Abstract
The identification of permissible HLA class II mismatches can prevent DSA in mismatched transplantation. The HLA-DR phenotype of recipients contributes to DSA formation by presenting allo-HLA-derived peptides to T-helper cells, which induces the differentiation of B cells into plasma cells. Comparing the binding affinity of self and nonself allo-HLA-derived peptides for recipients' HLA class II antigens may distinguish immunogenic HLA mismatches from nonimmunogenic ones. The binding affinities of allo-HLA-derived peptides to recipients' HLA-DR and HLA-DQ antigens were predicted using the NetMHCIIpan 3.1 server.
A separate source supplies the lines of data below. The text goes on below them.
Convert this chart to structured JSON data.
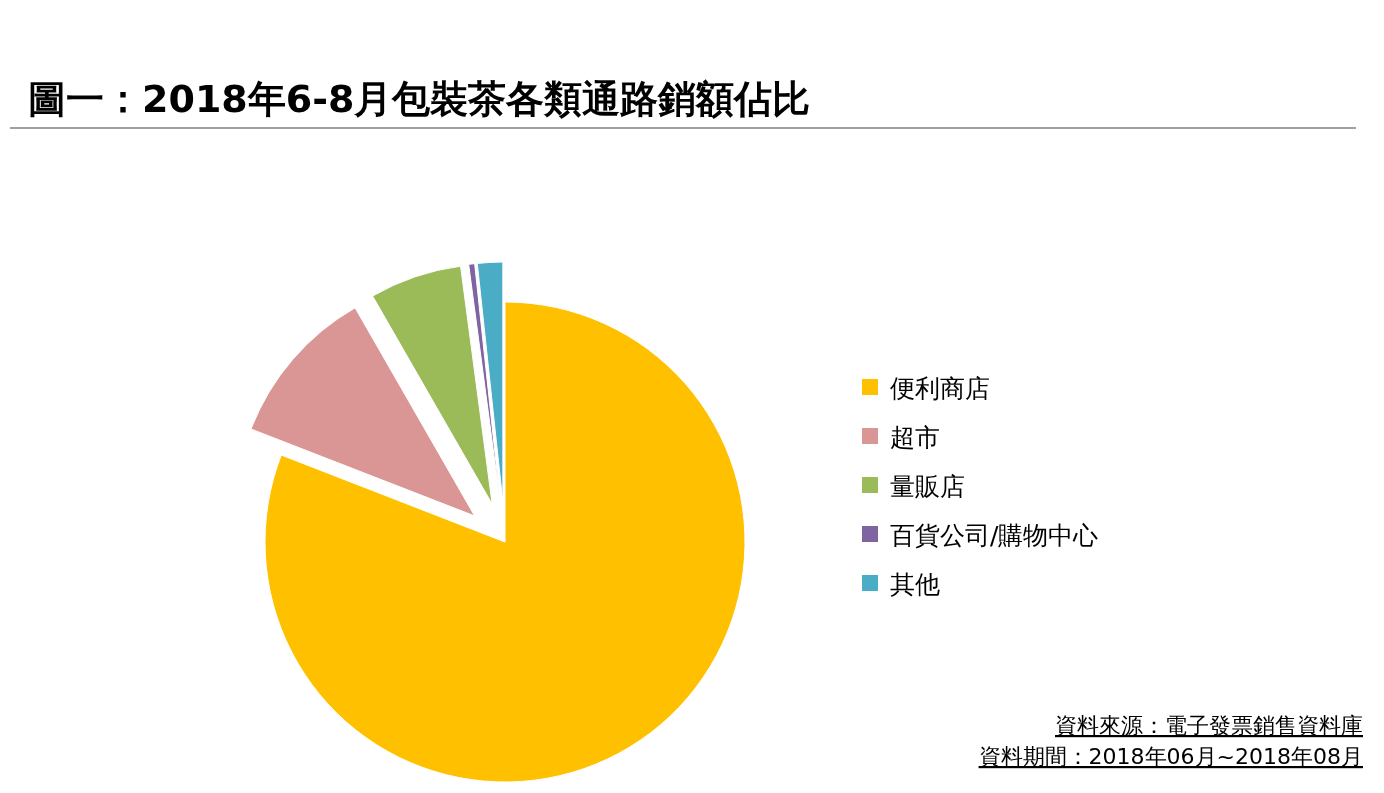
{
  "chart_data": {
    "type": "pie",
    "title": "圖一：2018年6-8月包裝茶各類通路銷額佔比",
    "categories": [
      "便利商店",
      "超市",
      "量販店",
      "百貨公司/購物中心",
      "其他"
    ],
    "values": [
      80.9,
      10.8,
      6.2,
      0.4,
      1.7
    ],
    "colors": [
      "#ffc000",
      "#d99694",
      "#9bbb59",
      "#8064a2",
      "#4bacc6"
    ],
    "legend": "right",
    "annotations": [
      "資料來源：電子發票銷售資料庫",
      "資料期間：2018年06月~2018年08月"
    ]
  }
}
HLA class II mismatches were classified based on whether they induced DSA and whether self or nonself peptide was predicted to bind with highest affinity to recipients' HLA-DR and HLA-DQ. Other mismatch characteristics (eplet, hydrophobic, electrostatic, and amino acid mismatch scores and PIRCHE-II) were evaluated. A significant association occurred between DSA formation and the predicted HLA-DR presentation of nonself peptides (P = 0.0169; accuracy = 80%; sensitivity = 88%; specificity = 63%). In contrast, mismatch characteristics did not differ significantly between mismatches that induced DSA and the ones that did not, except for PIRCHE-II (P = 0.0094). This methodology predicts DSA formation based on HLA mismatches and recipients' HLA-DR phenotype and may identify permissible HLA mismatches to help optimize HLA matching and guide donor selection.
Highlights
Human Leukocyte Antigen (HLA) incompatible transplantation frequently leads to the formation of HLA donor-specific antibodies (DSAs)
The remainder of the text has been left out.